Capacité à respecter les engagements de cash-flow
Pour qu’un plan de réorganisation puisse être confirmé par le tribunal, le débiteur doit démontrer que ce plan est réalisable. Pour répondre à cette exigence, de nombreuses entreprises fournissent des prévisions de flux de trésorerie. La capacité à réaliser ces projections fournit une autre mesure des succès postérieurs à la faillite. Les projections de flux de trésorerie sont généralement fournies dans la déclaration de l'entreprise au sein du plan de réorganisation. Bien que le tribunal examine et approuve le plan de réorganisation, il reste difficile d'évaluer la validité des projections. Tout d'abord, la quantité et la qualité de l'information financière produite pour les entreprises dans le chapitre 11 peuvent être réduites par rapport à ce qu’elle était avant le redressement judiciaire. Par exemple, les analystes financiers ont souvent réduit la couverture de ces entreprises et certaines d’entre elles ont parfois cessé d'établir des états financiers vérifiés. Weiss et Wruck (1998) citent le manque d'information crédible comme l'une des raisons pour lesquelles les créanciers n’ont pas été en mesure d'identifier la déconfiture de la Eastern Airlines lorsqu’elle est tombée sous le coup du chapitre 11.
Les résultats des différentes études (Hotchkiss, 1995, Mc Hugh et al., 1998) font ressortir qu’en moyenne les entreprises qui sortent du chapitre 11 ne sont pas en mesure d’atteindre les prévisionnels qu’elles présentent. On constate donc un suroptimisme sur le résultat d’exploitation ou sur les flux de trésorerie disponibles. Cette constatation montre une faille du chapitre 11 en permettant à des firmes peu rentables de poursuivre leur activité alors que dans l’absolu, il aurait peut-être été préférable d’engager une liquidation.
Nécessité de nouvelles réorganisations
Des études postérieures à la faillite montrent qu’un grand nombre d’entreprises sont dans la nécessité de se restructurer à nouveau au travers d’une renégociation privée ou d’une deuxième faillite.
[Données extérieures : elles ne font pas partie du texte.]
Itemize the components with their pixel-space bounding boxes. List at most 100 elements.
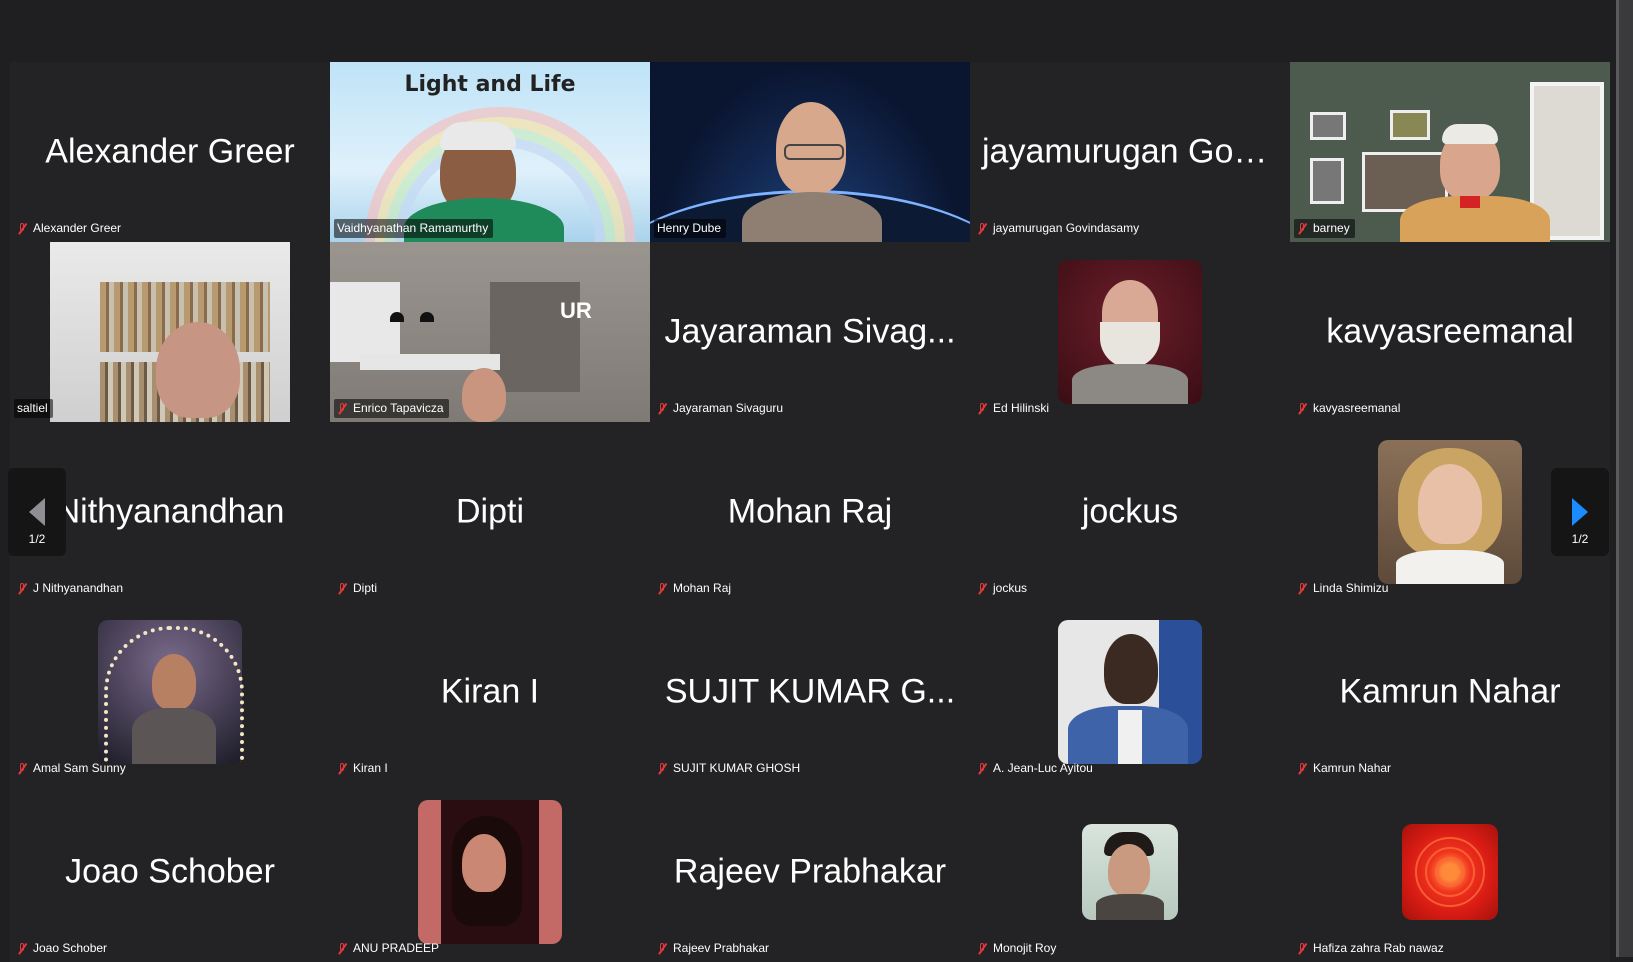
- participant-name-tag: barney: [1294, 219, 1355, 238]
- participant-name-tag: Dipti: [334, 579, 382, 598]
- participant-tile[interactable]: Rajeev Prabhakar Rajeev Prabhakar: [650, 782, 970, 962]
- participant-tile[interactable]: ANU PRADEEP: [330, 782, 650, 962]
- participant-name: Alexander Greer: [33, 221, 122, 235]
- participant-name: Kamrun Nahar: [1313, 761, 1392, 775]
- participant-tile[interactable]: Ed Hilinski: [970, 242, 1290, 422]
- participant-shirt: [132, 708, 216, 764]
- participant-display-name: Mohan Raj: [727, 492, 893, 531]
- mic-muted-icon: [17, 222, 27, 235]
- participant-display-name: kavyasreemanal: [1326, 312, 1574, 351]
- chevron-left-icon: [29, 498, 45, 526]
- mic-muted-icon: [337, 402, 347, 415]
- mic-muted-icon: [1297, 582, 1307, 595]
- wall-frame: [1390, 110, 1430, 140]
- participant-tile[interactable]: jockus jockus: [970, 422, 1290, 602]
- participant-tile[interactable]: barney: [1290, 62, 1610, 242]
- participant-tile[interactable]: Kiran I Kiran I: [330, 602, 650, 782]
- previous-page-button[interactable]: 1/2: [8, 468, 66, 556]
- participant-name: Mohan Raj: [673, 581, 732, 595]
- participant-shirt: [1096, 894, 1164, 920]
- participant-name: Ed Hilinski: [993, 401, 1050, 415]
- participant-display-name: Dipti: [455, 492, 525, 531]
- participant-display-name: Rajeev Prabhakar: [673, 852, 947, 891]
- profile-picture: [1378, 440, 1522, 584]
- participant-name-tag: Hafiza zahra Rab nawaz: [1294, 939, 1449, 958]
- participant-video: [1290, 62, 1610, 242]
- participant-tile[interactable]: Monojit Roy: [970, 782, 1290, 962]
- participant-tile[interactable]: Joao Schober Joao Schober: [10, 782, 330, 962]
- participant-figure: [462, 368, 506, 422]
- bow-tie: [1460, 196, 1480, 208]
- mic-muted-icon: [657, 402, 667, 415]
- participant-name-tag: ANU PRADEEP: [334, 939, 444, 958]
- participant-name-tag: Kamrun Nahar: [1294, 759, 1396, 778]
- mic-muted-icon: [657, 942, 667, 955]
- participant-display-name: jockus: [1081, 492, 1179, 531]
- room-logo: UR: [560, 298, 592, 323]
- participant-video: [650, 62, 970, 242]
- participant-name-tag: Mohan Raj: [654, 579, 736, 598]
- participant-tile[interactable]: Hafiza zahra Rab nawaz: [1290, 782, 1610, 962]
- participant-figure: [156, 322, 240, 418]
- mic-muted-icon: [657, 762, 667, 775]
- flower-image: [1415, 837, 1485, 907]
- mic-muted-icon: [1297, 222, 1307, 235]
- participant-name: Vaidhyanathan Ramamurthy: [337, 221, 489, 235]
- participant-name-tag: Rajeev Prabhakar: [654, 939, 774, 958]
- page-indicator: 1/2: [1571, 532, 1589, 546]
- participant-figure: [1108, 844, 1150, 896]
- mic-muted-icon: [337, 582, 347, 595]
- participant-tile[interactable]: Dipti Dipti: [330, 422, 650, 602]
- participant-tile[interactable]: Jayaraman Sivag... Jayaraman Sivaguru: [650, 242, 970, 422]
- gallery-grid: Alexander Greer Alexander Greer Light an…: [10, 62, 1610, 962]
- participant-name-tag: Jayaraman Sivaguru: [654, 399, 788, 418]
- participant-tile[interactable]: Mohan Raj Mohan Raj: [650, 422, 970, 602]
- participant-name: ANU PRADEEP: [353, 941, 440, 955]
- mic-muted-icon: [977, 942, 987, 955]
- participant-tile[interactable]: kavyasreemanal kavyasreemanal: [1290, 242, 1610, 422]
- participant-name-tag: Joao Schober: [14, 939, 112, 958]
- participant-glasses: [784, 144, 844, 160]
- participant-tile[interactable]: Light and Life Vaidhyanathan Ramamurthy: [330, 62, 650, 242]
- participant-figure: [1418, 464, 1482, 544]
- participant-tile[interactable]: Alexander Greer Alexander Greer: [10, 62, 330, 242]
- mic-muted-icon: [977, 222, 987, 235]
- participant-video: UR: [330, 242, 650, 422]
- participant-tile[interactable]: jayamurugan Govi... jayamurugan Govindas…: [970, 62, 1290, 242]
- participant-name: kavyasreemanal: [1313, 401, 1401, 415]
- mic-muted-icon: [337, 942, 347, 955]
- participant-name-tag: Ed Hilinski: [974, 399, 1054, 418]
- mic-muted-icon: [977, 762, 987, 775]
- participant-name: Monojit Roy: [993, 941, 1057, 955]
- participant-name-tag: Alexander Greer: [14, 219, 126, 238]
- participant-name-tag: saltiel: [14, 399, 53, 418]
- participant-tile[interactable]: saltiel: [10, 242, 330, 422]
- participant-name: Rajeev Prabhakar: [673, 941, 770, 955]
- participant-name: Amal Sam Sunny: [33, 761, 126, 775]
- participant-tile[interactable]: Amal Sam Sunny: [10, 602, 330, 782]
- page-indicator: 1/2: [28, 532, 46, 546]
- participant-tile[interactable]: A. Jean-Luc Ayitou: [970, 602, 1290, 782]
- participant-name: Hafiza zahra Rab nawaz: [1313, 941, 1444, 955]
- participant-name: barney: [1313, 221, 1350, 235]
- participant-tile[interactable]: UR Enrico Tapavicza: [330, 242, 650, 422]
- participant-name-tag: A. Jean-Luc Ayitou: [974, 759, 1098, 778]
- virtual-background-text: Light and Life: [404, 72, 576, 97]
- participant-hair: [440, 122, 516, 150]
- pendant-lamp: [390, 312, 404, 322]
- participant-name: Kiran I: [353, 761, 388, 775]
- profile-picture: [98, 620, 244, 764]
- participant-tile[interactable]: Kamrun Nahar Kamrun Nahar: [1290, 602, 1610, 782]
- next-page-button[interactable]: 1/2: [1551, 468, 1609, 556]
- participant-tile[interactable]: SUJIT KUMAR G... SUJIT KUMAR GHOSH: [650, 602, 970, 782]
- participant-video: Light and Life: [330, 62, 650, 242]
- participant-display-name: Jayaraman Sivag...: [664, 312, 956, 351]
- participant-name: Linda Shimizu: [1313, 581, 1389, 595]
- mic-muted-icon: [337, 762, 347, 775]
- mic-muted-icon: [657, 582, 667, 595]
- participant-tile-active-speaker[interactable]: Henry Dube: [650, 62, 970, 242]
- profile-picture: [1058, 620, 1202, 764]
- participant-name-tag: Henry Dube: [654, 219, 727, 238]
- profile-picture: [418, 800, 562, 944]
- profile-picture: [1082, 824, 1178, 920]
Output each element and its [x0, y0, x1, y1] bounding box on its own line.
Par exemple, Hotchkiss (1995) montre que 32 % des firmes ayant connu le chapitre 11 sont contraintes de « repasser » par cette même procédure. Les raisons invoquées pour cette deuxième faillite sont variées et souvent semblables à celles du premier dépôt de bilan. Il ressort souvent que le problème de l’endettement (ou plutôt de son excès) n’a pas été résolu. De même, les études montrent l’incapacité des dirigeants à résoudre les problèmes auxquels ils ont à faire face. Ces deux éléments montrent là encore les failles du chapitre 11 : le non-renouvellement (au moins partiel) des équipes de direction et l’incapacité à régler le problème de la dette qui est intimement lié à la performance de l’entreprise. Ensemble, il est probable que tous ces facteurs jouent un rôle important dans la compréhension de la fréquence de défaillance des entreprises.
Limites et interrogations
En définitive, le chapitre 11 souffre, comme bien d’autres procédures collectives, de limites. Selon les statistiques
Notre propos se voulait une réflexion sur le chapitre 11. La volonté du législateur de nous rapprocher de ce « modèle » pose un certain nombre de questions que les chercheurs auront à cœur de résoudre. S’il y a un large consensus pour rendre les procédures collectives plus efficaces pour le bien commun, il faut aussi garder à l’esprit que les modèles vers lesquels nous tendons ne sont pas exempts d’interrogations et d’imperfections.